Есаул-кабардинец, небольшой, приземистый, с продолговатым лицом, очень смело шагнул к генералу.
— Пакорнэйше прашу, ваше превасхадытэлство, принять минэ снова. Желаем командовать своя сотня…
— Вы? Вы? Как вы смели явиться на мои глаза? — еще более свирепо кричал герой. — Вам сотню возвратить? Да ведь вы у меня только и делали, что грабили. Вспомните Новомосковск…
— Ваше превасхадытэлство, разрешение было… — начал кавказец, но резкий и внушительный удар кулака о письменный стол оборвал его объяснения.
— Вешать вас надо было! Из-за вашего увлечения грабежом чуть весь полк не погиб. Я вас только выгнал тогда. И теперь видеть не желаю.
— О, господи! — прошептал полковник-инженер, два дня дожидавшийся приема. — Лучше уж я в другой раз.
Стремительно схватив со стола фуражку, он опрометью бросился к выходу.
— Савсэм шайтан… Савсэм зазнался, — вполголоса лепетал кабардинец, представ перед публикой.
Постояв некоторое время возле стола, он развел руками, прищурился и прохрипел в направлении занавески:
— Нэ хочишь — нэ надо. Сам абреков [305] Абрек — кавказский разбойник, головорез.
наберу. Сам атряд сфармирую. Сам Шкуро буду.
С этими словами будущий Шкуро медленно поплелся из вагона, положив руку на кинжал.
Настоящий же Шкуро в это время выслушивал доклад третьего посетителя, хилого, невзрачного врача.
— Аликов! — загремел генерал через минуту. — Возьми этого типа. Я вас арестовываю. Вы в Харцызске не погрузили транспорт раненых вопреки моему приказанию.
— Я не мог погрузить… Все платформы, которые предназначались для транспорта, захватила администрация под свою мебель, везли рояли, шкафы…
— Слушать не желаю. Увести его, Аликов! Под суд без всяких разговоров.
Когда Аликов вывел из-за занавески перепуганного врача, в вагоне, кроме меня, никого не было. Напуганные участью первых трех, остальные посетители в панике бежали.
Прием у кубанского командарма должностных лиц и просителей быстро кончился.
Оттепель, испортив дороги и лед на Дону, приостановила головокружительное наступление красных.
Белые войска немного передохнули, расположившись по левому берегу реки и заняв оборонительное положение. В низовьях, против Ростова, стоял малочисленный корпус ген. Кутепова, — все, что осталось от Добровольческой армии. Далее к востоку, до устья Маныча и по нижнему течению его — все еще многолюдная Донская армия, с надломленным духом, но не вышедшая из повиновения вождям. Наконец, еще восточнее, по среднему течению Маныча, перпендикулярно к линии Царицын — Торговая, расположились кубанские части, которые чем более пополнялись людьми, тем сильнее разлагались. Это место было наиболее уязвимое.

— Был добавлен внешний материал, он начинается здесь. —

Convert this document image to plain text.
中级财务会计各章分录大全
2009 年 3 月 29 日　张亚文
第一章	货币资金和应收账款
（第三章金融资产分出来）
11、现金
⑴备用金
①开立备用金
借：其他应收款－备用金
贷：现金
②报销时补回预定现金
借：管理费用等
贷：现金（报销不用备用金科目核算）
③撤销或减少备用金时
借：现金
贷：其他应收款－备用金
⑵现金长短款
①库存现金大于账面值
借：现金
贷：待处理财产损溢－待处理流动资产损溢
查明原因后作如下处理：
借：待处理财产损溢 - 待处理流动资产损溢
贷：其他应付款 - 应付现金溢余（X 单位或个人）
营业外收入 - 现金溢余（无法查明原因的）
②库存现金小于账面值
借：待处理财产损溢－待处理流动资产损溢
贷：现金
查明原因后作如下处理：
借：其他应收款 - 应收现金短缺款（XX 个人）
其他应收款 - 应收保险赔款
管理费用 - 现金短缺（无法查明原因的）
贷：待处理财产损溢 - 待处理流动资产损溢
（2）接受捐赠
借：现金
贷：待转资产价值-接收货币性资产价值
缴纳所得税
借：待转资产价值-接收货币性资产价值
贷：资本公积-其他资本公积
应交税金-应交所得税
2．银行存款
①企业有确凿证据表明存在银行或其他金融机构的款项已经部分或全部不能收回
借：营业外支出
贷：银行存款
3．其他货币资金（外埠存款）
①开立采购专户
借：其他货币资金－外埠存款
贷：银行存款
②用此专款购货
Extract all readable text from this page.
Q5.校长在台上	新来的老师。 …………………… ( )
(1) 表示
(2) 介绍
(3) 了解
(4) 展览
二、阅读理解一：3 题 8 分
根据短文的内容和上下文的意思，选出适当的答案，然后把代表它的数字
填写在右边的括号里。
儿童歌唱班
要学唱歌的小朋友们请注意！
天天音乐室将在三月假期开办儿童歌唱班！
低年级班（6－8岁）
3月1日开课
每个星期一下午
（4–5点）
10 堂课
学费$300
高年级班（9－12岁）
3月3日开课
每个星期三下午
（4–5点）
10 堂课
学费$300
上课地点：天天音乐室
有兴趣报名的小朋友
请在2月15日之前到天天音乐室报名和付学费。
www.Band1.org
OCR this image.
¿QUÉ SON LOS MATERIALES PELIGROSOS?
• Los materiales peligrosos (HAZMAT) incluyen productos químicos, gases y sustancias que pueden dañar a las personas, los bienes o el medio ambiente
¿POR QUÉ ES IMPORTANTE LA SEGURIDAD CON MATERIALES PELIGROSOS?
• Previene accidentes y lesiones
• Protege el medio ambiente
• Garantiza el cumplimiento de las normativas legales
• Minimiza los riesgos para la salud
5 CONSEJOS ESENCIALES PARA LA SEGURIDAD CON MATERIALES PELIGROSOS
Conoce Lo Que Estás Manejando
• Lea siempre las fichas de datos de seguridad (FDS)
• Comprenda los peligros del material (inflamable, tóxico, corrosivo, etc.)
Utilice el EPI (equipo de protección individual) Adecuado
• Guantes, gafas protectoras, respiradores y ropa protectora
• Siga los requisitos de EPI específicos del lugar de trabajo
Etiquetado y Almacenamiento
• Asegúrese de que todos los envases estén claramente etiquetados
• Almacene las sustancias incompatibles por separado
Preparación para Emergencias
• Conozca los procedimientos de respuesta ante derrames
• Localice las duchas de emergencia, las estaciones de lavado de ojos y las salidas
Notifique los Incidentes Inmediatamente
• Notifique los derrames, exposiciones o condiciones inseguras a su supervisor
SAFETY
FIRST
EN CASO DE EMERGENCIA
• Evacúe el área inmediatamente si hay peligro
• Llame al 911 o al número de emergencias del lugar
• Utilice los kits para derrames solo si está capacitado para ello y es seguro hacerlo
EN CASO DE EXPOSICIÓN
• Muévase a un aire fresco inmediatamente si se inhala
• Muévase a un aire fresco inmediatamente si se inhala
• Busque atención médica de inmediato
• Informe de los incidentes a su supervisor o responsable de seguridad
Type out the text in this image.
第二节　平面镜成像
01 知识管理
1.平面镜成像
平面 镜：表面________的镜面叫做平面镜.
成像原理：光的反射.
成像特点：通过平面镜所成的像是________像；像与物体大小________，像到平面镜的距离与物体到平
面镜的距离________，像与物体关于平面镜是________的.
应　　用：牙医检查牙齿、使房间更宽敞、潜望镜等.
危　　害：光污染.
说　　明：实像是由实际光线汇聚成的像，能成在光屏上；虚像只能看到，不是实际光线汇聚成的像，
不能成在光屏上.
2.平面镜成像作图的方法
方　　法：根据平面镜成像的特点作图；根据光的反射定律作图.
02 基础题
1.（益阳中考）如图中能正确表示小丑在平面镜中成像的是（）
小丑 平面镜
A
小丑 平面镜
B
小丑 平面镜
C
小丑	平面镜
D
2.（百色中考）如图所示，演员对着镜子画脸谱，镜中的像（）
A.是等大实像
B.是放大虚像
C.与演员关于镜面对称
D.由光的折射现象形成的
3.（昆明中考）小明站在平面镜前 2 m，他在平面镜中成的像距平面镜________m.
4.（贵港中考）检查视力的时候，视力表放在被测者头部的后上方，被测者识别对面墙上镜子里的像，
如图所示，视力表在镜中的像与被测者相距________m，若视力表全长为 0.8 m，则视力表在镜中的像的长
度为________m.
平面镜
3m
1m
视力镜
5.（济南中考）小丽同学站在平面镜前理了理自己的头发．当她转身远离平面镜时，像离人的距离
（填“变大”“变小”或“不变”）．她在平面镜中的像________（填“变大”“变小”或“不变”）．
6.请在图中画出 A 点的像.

Противник быстро нащупал его.
Штаб Донской армии сейчас играл главенствующую роль. Добровольцев в оперативном отношении подчинили ген. Сидорину, значение которого быстро возросло.
Когда 7 января мы впервые притащились в Павловскую, после своего Грязевого похода, на заборах увидели расклеенные номера «Вестника Донского Штаба», в которых прочли биографию донского командарма и лицезрели его портрет с надписью: «Вождь донского казачества». При наличии у донцов атамана такое титулование Сидорина носило характер вызова.
Между их превосходительствами еще летом пробежала черная кошка. Ген. Богаевский, слишком покорный «единонеделимцам», понемногу начал опасаться честолюбивого, самовластного «приказчика души Каледина». Командарм пользовался популярностью среди членов Круга, имел к своим услугам бойкое перо талантливого публициста Виктора Севского, а главное — распоряжался реальной силой — армией. Атамана на фронте знали разве по наслышке.
Сидорин опасался каких-нибудь подвохов со стороны «божьей коровки» и его клевретов и держал своего агента, капитана Бедина, в Новочеркасске, чтобы следить за настроением сфер.
Богаевский, в свою очередь, подозрительно относился к тому кружку, который образовался возле Сидорина. Видную роль в сидоринской «лавочке» играл Александр Михайлович Агеев, родной брат П. М. Агеева, виднейшего донского демократа.
Сейчас звезда Богаевского померкла. Он окончательно скомпрометировал себя в глазах казачьих политических деятелей, возглавив маргариновое дени-кинское правительство, перелицованное из особого совещания.
Сидорину, при новом южно-русском правительстве, открывались широкие перспективы. Смелые планы рождались, если не в душе самого командарма, то в кружке близких к нему лиц. Политика постепенно начала отодвигать на второй план стратегию и в поезде донского командарма.